Portrait de la reine

Leçon politique

Canada-sans-le-Québec


C'aurait pu être un simple changement de décor: après tout, Pellan ornait les murs de la réception du ministère des Affaires étrangères, à Ottawa, depuis près de 40 ans. Tant d'œuvres valent d'être mises en valeur qu'une rotation toutes les quatre décennies n'est pas un drame: pourquoi pas un Riopelle ou un Borduas?

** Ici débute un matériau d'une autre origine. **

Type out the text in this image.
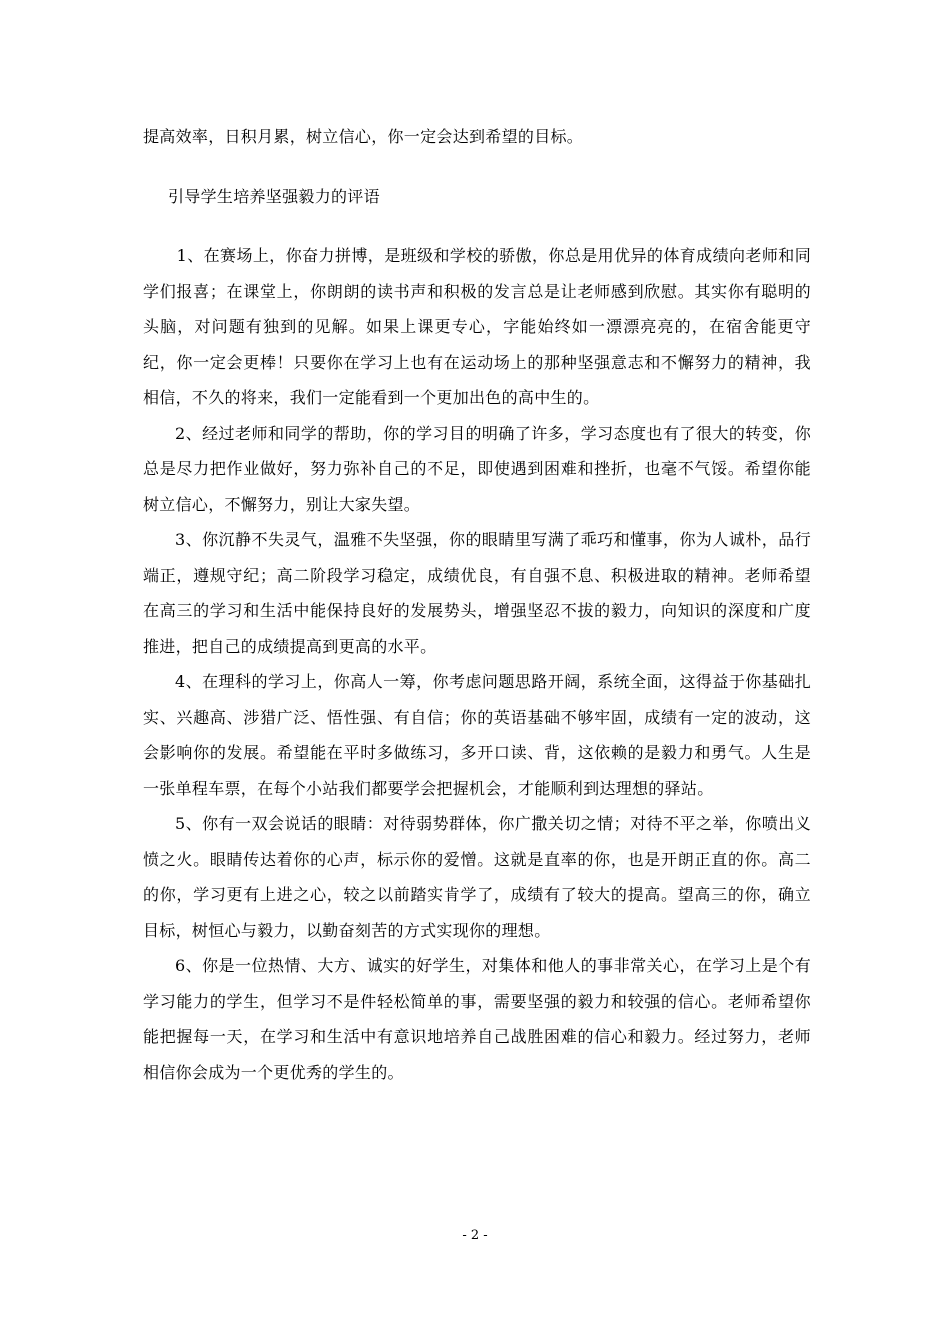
提高效率，日积月累，树立信心，你一定会达到希望的目标。
引导学生培养坚强毅力的评语

1、在赛场上，你奋力拼博，是班级和学校的骄傲，你总是用优异的体育成绩向老师和同学们报喜；在课堂上，你朗朗的读书声和积极的发言总是让老师感到欣慰。其实你有聪明的头脑，对问题有独到的见解。如果上课更专心，字能始终如一漂漂亮亮的，在宿舍能更守纪，你一定会更棒！只要你在学习上也有在运动场上的那种坚强意志和不懈努力的精神，我相信，不久的将来，我们一定能看到一个更加出色的高中生的。

2、经过老师和同学的帮助，你的学习目的明确了许多，学习态度也有了很大的转变，你总是尽力把作业做好，努力弥补自己的不足，即使遇到困难和挫折，也毫不气馁。希望你能树立信心，不懈努力，别让大家失望。

3、你沉静不失灵气，温雅不失坚强，你的眼睛里写满了乖巧和懂事，你为人诚朴，品行端正，遵规守纪；高二阶段学习稳定，成绩优良，有自强不息、积极进取的精神。老师希望在高三的学习和生活中能保持良好的发展势头，增强坚忍不拔的毅力，向知识的深度和广度推进，把自己的成绩提高到更高的水平。

4、在理科的学习上，你高人一筹，你考虑问题思路开阔，系统全面，这得益于你基础扎实、兴趣高、涉猎广泛、悟性强、有自信；你的英语基础不够牢固，成绩有一定的波动，这会影响你的发展。希望能在平时多做练习，多开口读、背，这依赖的是毅力和勇气。人生是一张单程车票，在每个小站我们都要学会把握机会，才能顺利到达理想的驿站。

5、你有一双会说话的眼睛：对待弱势群体，你广撒关切之情；对待不平之举，你喷出义愤之火。眼睛传达着你的心声，标示你的爱憎。这就是直率的你，也是开朗正直的你。高二的你，学习更有上进之心，较之以前踏实肯学了，成绩有了较大的提高。望高三的你，确立目标，树恒心与毅力，以勤奋刻苦的方式实现你的理想。

6、你是一位热情、大方、诚实的好学生，对集体和他人的事非常关心，在学习上是个有学习能力的学生，但学习不是件轻松简单的事，需要坚强的毅力和较强的信心。老师希望你能把握每一天，在学习和生活中有意识地培养自己战胜困难的信心和毅力。经过努力，老师相信你会成为一个更优秀的学生的。

- 2 -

On aurait pu aussi vouloir jouer d'audace, imiter la France des beaux jours, quand, sous Pompidou, l'art abstrait prenait place à l'Élysée, ou que François Mitterrand retirait la sculpture de Louis XV qui en ornait le vestibule pour la remplacer par une oeuvre créée en 1984 par le plasticien Arman. Le Canada ne manque pas d'artistes contemporains de renom pour en faire autant: une toile de Molinari, un dessin de Betty Goodwin, une photo de Geneviève Cadieux auraient pu accueillir employés du ministère et visiteurs.
Mais ce n'est pas d'art qu'il est ici question, plutôt de la représentation de la vraie nature de ce pays. Car c'est la reine qui, le mois dernier, a chassé Pellan de l'édifice Lester B. Pearson. Si encore ç'avait été celle de Lucian Freud, on aurait pu croire qu'il restait un peu de culture dans cette opération. Hélas non, il s'agit strictement, dans son option la plus classique, de celle d'Angleterre — qui est aussi la nôtre, comme ce nouvel accrochage nous le rappelle bien plus crûment que la visite, début juillet, des très populaires parce que surtout très people William et Kate.
Elizabeth II mérite son mur puisqu'elle est notre chef d'État et que nous lui devons hommage, a expliqué un porte-parole du ministre John Baird, ajoutant que le changement a été fait juste à temps pour la visite du duc et de la duchesse de Cambridge. William et Kate ont assurément déjà oublié l'égard. Mais pour nous, quel symbole! Quel anachronisme! Quelle leçon!
Le ministère des Affaires étrangères, c'est celui qui nous lie au monde. Un monde dans lequel, pendant longtemps, le Canada, sous le joug britannique, n'a pu tenir sa place. Le fondateur du Devoir, Henri Bourassa, avait fait du détachement de l'impérialisme britannique l'un des grands combats de sa vie. Légalement, politiquement, le Canada y est arrivé grâce au statut de Westminster, puis du rapatriement de la Constitution. Il a ainsi pu trouver sa propre voix pour s'impliquer à l'international, avec une originalité qui l'emportait sur sa petite taille et lui a valu le respect.
Depuis l'arrivée des conservateurs de Stephen Harper, cette voix ne résonne plus qu'avec un ton militaire sur la scène du monde. Et voilà qu'officiellement, dans l'édifice même où doivent se développer nos stratégies internationales, cette voix s'associe de surcroît à une image qui nous ramène cent ans en arrière, ravivant un lien monarchique certes jamais coupé mais qu'on ne mettait plus depuis belle lurette à l'avant-plan.
On ne croira pas pour autant que le gouvernement conservateur est prêt à se faire dicter ses vues par Elizabeth II. Mais on notera ce qu'exprime inconsciemment cette sortie de la reine du placard: la monarchie, c'est l'envers du pouvoir du peuple. Et Stephen Harper gouverne en monarque. Sous couvert de respect des institutions, il y a là gênante convergence quant au rapport à ses concitoyens.